Ce n’est certainement pas le dossier sur lequel nous voulons nous concentrer avec elles. Se contenter de discuter coûts de dépôts, ou de transactions, serait à mon sens une mauvaise approche. Ce qui nous motive davantage, c’est de pouvoir nouer un vaste partenariat avec les banques dépositaires. Nous pouvons mieux travailler ensemble dans différents domaines, comme les interfaçages et les transferts de données. A terme, il faut que nous puissions envisager la standardisation de différents services là où des synergies sont possibles pour les deux parties, ce qui allégerait pour tous la charge de travail. Pour le moment, nous avons plutôt tendance à multiplier ou réinventer des process qui méritent un véritable effort de simplification. Banques ou gérants, nous générons les uns pour les autres une forte valeur ajoutée. Il faut que cela puisse se refléter dans les relations qui nous unissent.

Au-delà des échanges, pensez-vous que vous puissiez à terme financer des projets communs au sein de l’Alliance Suisse des Gérants de Fortune?
Dans l’immédiat, je ne pense pas qu’il soit réaliste de pouvoir réunir tous les membres de l’Alliance et les amener à financer ensemble quelque chantier que ce soit. Nous n’en sommes pas là. Cela dit, je vois bien que certains gérants dans l’Alliance se rapprochent et créent des groupes pour avancer sur des projets très spécifiques. C’est d’ailleurs dans cette logique que swiss­partners, Avalor Investment et Marcuard Heritage ont créé Fred Financial Data pour aider ceux qui sont intéressés à exploiter plus facilement leur PMS en relation avec la gestion de données et les fonctionnalités qui lui sont associées.

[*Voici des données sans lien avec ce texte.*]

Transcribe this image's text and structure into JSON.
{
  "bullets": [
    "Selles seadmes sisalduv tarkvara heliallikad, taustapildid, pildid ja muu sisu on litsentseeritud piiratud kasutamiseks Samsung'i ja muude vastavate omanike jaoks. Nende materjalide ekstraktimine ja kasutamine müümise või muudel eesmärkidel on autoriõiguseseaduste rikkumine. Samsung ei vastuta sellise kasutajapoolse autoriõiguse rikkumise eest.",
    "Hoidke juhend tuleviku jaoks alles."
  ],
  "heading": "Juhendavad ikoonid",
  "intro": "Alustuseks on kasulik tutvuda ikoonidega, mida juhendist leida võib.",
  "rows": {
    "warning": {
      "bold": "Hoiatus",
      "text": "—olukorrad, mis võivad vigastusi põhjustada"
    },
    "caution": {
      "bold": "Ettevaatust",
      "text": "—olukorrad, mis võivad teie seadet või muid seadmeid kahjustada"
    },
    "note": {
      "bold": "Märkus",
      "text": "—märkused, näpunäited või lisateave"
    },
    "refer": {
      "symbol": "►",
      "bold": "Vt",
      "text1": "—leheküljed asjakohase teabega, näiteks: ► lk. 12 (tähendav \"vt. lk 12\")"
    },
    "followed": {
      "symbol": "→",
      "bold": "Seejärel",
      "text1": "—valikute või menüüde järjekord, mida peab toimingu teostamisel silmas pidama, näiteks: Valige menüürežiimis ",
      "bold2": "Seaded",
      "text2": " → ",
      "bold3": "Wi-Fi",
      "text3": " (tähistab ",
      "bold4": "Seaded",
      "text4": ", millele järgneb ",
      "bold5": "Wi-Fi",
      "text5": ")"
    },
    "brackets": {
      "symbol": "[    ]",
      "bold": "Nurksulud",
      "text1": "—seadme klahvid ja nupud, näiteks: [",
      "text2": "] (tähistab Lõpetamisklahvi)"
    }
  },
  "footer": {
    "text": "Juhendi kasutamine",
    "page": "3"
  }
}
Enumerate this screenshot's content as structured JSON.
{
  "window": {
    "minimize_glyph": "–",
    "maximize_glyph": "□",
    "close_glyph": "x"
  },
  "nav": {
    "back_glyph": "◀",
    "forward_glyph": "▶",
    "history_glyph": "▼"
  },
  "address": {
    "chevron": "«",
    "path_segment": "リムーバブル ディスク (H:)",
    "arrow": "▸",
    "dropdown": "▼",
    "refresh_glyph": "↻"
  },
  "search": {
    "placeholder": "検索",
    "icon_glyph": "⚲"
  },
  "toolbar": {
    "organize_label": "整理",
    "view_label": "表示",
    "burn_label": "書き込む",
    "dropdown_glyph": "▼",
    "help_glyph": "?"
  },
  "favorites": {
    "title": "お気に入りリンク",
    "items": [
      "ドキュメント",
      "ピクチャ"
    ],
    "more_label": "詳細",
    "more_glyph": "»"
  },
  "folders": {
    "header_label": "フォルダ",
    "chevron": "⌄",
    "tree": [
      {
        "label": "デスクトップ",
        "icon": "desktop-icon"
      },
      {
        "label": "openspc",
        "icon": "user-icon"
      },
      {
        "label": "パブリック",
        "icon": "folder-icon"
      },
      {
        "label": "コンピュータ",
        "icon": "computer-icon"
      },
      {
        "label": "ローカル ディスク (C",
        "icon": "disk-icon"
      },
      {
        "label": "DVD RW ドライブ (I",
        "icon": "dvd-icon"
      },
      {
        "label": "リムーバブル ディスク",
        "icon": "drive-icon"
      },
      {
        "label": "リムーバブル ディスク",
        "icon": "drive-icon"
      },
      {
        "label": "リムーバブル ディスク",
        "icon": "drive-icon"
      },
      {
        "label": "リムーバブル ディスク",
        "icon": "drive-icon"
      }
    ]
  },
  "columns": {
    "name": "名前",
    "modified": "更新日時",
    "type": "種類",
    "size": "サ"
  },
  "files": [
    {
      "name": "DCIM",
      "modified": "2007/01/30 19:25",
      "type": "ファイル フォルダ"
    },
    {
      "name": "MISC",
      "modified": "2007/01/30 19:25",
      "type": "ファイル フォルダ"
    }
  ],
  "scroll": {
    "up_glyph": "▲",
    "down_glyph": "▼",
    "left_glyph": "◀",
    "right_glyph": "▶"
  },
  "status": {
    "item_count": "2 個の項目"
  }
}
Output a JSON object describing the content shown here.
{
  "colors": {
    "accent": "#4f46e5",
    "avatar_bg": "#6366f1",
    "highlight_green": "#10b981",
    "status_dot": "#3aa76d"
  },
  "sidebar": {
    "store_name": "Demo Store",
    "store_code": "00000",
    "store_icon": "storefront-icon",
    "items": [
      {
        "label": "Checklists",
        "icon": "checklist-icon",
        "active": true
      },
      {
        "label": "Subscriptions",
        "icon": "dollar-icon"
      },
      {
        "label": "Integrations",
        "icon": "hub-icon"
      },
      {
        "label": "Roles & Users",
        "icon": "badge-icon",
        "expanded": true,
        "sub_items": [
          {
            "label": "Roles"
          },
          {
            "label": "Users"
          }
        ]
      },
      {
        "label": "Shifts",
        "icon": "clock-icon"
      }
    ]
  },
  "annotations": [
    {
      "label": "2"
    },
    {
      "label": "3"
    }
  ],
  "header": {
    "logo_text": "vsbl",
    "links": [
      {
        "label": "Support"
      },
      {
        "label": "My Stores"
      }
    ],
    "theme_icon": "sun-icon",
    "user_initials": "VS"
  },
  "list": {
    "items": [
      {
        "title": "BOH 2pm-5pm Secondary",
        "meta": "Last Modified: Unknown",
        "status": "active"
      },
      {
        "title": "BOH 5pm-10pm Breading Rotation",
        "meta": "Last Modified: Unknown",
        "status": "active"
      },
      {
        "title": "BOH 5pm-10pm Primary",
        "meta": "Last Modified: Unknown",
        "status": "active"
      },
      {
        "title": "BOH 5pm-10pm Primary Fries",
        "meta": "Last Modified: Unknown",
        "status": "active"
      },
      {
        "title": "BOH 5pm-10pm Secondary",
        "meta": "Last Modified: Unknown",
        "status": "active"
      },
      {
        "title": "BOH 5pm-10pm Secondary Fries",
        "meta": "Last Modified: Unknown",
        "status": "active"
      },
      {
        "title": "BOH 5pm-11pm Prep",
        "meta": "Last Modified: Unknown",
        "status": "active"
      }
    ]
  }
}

Que propose plus exactement Fred Financial Data?
Fred vise à aider les gérants sur les systèmes PMS/CRM, la gestion des données et les interfaces avec les banques dépositaires. Concrètement, l’offre s’articule autour de trois services. Nous pouvons commencer par garantir la cohérence et la qualité des données de portefeuilles clients sur le PMS de telle sorte que leur qualité soit irréprochable et qu’elle corresponde avec ce que les banques enregistrent de leur côté. Ensuite, nous assurons le transfert des données entre PMS et banques dépositaires. Et enfin, nous pouvons aussi accompagner les gérants dans la sélection, la mise en place et l’exploitation de leur PMS.

Comment vous est venue l’idée de Fred?
Ce sont des discussions que nous avions entre nous, à l’intérieur de l’Alliance, parce que l’optimisation des PMS et notamment la gestion des données qui y est associée constituent une problématique récurrente pour les gérants. Un PMS n’a de valeur qu’à travers les données qu’il contient. Il y a toujours autant de logiciels disponibles sur le marché et nous devons beaucoup mieux maîtriser l’utilisation que nous en faisons. Lorsqu’Amaury Jordan, pour Avalor, a dû mettre en place une nouvelle application PMS-CRM, il est apparu clairement que le moment était venu d’avancer ensemble sur le dossier. Nous avons mis différentes ressources en commun, dont une partie du staff swisspartners et, avec l’équipe ainsi formée, nous pilotons aujourd’hui le projet Avalor qui sera prêt en janvier 2020.

Combien coûtent les services de Fred?
Nous n’avons pas développé de business case autour de Fred. En effet, Fred doit fonctionner dans l’esprit d’une coopérative. Fred appartient aux gérants de fortune qui en sont les clients. La raison d’être de Fred n’est pas de gagner de l’argent, mais d’offrir à ses clients des services de la qualité requise avec des coûts optimisés. Ce n’est pas un centre de profits. C’est plutôt un centre de coûts partagés ! Ce qui me donne envie de rebondir sur la question que vous me posiez plus tôt à propos du financement de projets au sein de l’Alliance. Selon les circonstances, je pense que les gérants se réuniront de plus en plus souvent pour avancer ensemble sur différents types de projets, liés par exemple à l’asset management, aux systèmes IT ou au juridique. Fred en est un bon exemple. C’était peut-être impensable voilà cinq ans, mais c’est désormais une approche qui est appelée à se développer.